YC currently treats all startups the same in terms of startup valuation and capital allocation.

  • All startups are either accepted or rejected
  • All startups give up the same amount of capital
  • All startups receive the same amount of capital

While it makes sense on why YC did this to automate the process and cut down on subjective clutter, this binary and objective process leads to some startups getting over-funded and some startups getting under-funded.

With with distributed nature of Ethereum and decision making processes at scale, startups can receive resource allocation in all shapes and sizes.

Blockzero allows projects to set their own valuation. If the market thinks it is over-valued, the project simply does not get the resources they need to scale.

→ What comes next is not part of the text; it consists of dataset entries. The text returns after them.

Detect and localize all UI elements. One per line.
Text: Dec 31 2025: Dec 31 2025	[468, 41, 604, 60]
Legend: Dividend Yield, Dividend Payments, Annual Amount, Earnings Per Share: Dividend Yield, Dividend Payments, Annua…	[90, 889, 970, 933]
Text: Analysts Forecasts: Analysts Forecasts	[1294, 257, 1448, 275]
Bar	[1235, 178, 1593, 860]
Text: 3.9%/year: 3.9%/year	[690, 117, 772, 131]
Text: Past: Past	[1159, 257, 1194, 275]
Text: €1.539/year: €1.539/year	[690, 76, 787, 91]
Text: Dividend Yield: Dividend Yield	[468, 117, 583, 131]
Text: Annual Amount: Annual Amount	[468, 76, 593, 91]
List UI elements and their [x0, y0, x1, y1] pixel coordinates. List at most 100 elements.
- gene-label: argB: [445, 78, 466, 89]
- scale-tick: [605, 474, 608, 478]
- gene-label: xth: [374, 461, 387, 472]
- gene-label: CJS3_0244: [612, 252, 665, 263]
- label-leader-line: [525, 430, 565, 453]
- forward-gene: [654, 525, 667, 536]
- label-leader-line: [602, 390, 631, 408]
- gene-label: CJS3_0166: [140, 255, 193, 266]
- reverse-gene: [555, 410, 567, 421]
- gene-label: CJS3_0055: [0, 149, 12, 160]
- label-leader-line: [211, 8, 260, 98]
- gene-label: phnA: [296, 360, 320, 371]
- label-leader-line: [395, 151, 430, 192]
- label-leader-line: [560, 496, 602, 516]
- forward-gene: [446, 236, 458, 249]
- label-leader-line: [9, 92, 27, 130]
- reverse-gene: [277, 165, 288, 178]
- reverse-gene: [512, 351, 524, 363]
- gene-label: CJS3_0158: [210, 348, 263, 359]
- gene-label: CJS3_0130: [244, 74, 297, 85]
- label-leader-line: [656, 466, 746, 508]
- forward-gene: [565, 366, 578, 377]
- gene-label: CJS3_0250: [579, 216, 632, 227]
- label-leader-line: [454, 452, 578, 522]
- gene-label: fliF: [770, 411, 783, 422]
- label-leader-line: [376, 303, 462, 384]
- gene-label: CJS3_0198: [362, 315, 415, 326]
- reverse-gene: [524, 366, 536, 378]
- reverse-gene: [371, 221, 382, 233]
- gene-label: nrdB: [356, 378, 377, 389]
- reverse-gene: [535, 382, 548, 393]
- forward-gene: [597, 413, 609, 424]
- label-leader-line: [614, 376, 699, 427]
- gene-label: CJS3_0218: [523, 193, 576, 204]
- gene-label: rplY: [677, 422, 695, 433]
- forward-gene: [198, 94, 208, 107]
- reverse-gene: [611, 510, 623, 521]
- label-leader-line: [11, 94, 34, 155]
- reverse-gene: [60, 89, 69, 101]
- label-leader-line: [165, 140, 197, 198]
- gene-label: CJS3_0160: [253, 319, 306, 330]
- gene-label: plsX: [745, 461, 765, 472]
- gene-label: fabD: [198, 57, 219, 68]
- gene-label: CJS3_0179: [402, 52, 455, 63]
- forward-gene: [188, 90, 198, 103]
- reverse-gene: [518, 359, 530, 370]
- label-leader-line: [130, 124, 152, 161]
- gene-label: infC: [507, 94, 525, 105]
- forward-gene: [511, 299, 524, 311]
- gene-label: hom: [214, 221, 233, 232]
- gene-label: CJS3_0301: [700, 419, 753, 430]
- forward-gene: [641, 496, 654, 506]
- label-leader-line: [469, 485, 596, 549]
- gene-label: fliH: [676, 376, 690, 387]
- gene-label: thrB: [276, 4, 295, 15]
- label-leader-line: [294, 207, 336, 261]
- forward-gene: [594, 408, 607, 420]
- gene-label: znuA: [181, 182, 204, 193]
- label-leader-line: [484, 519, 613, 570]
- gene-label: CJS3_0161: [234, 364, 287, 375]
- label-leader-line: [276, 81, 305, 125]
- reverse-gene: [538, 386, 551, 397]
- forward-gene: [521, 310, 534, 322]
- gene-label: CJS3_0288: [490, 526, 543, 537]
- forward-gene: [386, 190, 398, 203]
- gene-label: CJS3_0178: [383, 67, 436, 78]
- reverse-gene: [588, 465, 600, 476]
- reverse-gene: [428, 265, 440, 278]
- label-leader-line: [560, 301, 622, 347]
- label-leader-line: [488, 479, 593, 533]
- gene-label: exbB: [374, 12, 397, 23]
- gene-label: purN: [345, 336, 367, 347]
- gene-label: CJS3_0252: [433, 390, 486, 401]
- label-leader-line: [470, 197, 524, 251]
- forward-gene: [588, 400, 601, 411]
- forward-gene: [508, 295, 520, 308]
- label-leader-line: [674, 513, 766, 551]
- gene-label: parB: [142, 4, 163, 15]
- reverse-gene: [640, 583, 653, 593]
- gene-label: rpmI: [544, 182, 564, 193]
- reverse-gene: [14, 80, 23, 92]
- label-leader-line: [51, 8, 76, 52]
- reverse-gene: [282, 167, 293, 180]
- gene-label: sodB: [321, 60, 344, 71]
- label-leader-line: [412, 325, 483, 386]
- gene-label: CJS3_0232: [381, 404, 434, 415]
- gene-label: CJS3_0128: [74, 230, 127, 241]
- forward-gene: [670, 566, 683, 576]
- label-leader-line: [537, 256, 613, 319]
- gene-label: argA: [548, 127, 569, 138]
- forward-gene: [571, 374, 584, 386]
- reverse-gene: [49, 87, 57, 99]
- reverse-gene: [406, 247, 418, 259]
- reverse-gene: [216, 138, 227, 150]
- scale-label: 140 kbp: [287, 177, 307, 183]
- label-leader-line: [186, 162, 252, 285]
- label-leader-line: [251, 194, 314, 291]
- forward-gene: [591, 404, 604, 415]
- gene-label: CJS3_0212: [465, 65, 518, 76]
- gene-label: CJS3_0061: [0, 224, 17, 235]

Although YC has done a good job offering remote access during the Covid-19 pandemic, the model has historically been predicated on founders picking up their belongings and moving to Silicon Valley for extended amounts of time.

Additionally, with two batches a year than span three months each, six months out of the year there is no active accelerator (note: they do offer awesome startup school courses and education)

With Blockzero, anyone can apply from anywhere in the world at anytime they want. Innovation never sleeps.

The same day this article was written, Coinbase (a YC alumni) launched their IPO. Founded in 2012, it took over 8 years for YC to go public.

Although I don’t think YC will be complaining any time soon about one of their companies going public, this is a decent duration of time that they had to sit on illiquid assets.

In the decentralized world, projects are much more liquid in their early days. Some projects even jumpstart this process by launching with their very own Initial Liquidity Offering.

The early access to liquidity for Blockzero allows for a more efficient and dynamic use of capital.

One of the biggest selling points of YC is the amount of highly talented individuals and mentors you will get connected with during your three months of incubation.

Although there will always be a place for advisors within a project, the decentralized world finds just as much value, if not more, throughout communities and the aligned-incentives that guide them.

More than ever before, community members share actual ownership in the network they are supporting.

  • Uniswap gave away over $18M worth of tokens to users of their protocol.
  • YFI gave 100% of their token to the users of their protocol.
  • UMA is actively offering $60M+ to those who help increase their TVL

This deeper level of connection has shown to turn early adopters into early brand ambassadors willing to go above and beyond to help a project succeed.

Blockzero Labs currently has over 8000 community members we call Citizens ready to support and discover new blockchain projects.

Decentralize the World

We believe opportunity should be decentralized, automated, and permissionless. This is why we are building Blockzero Labs.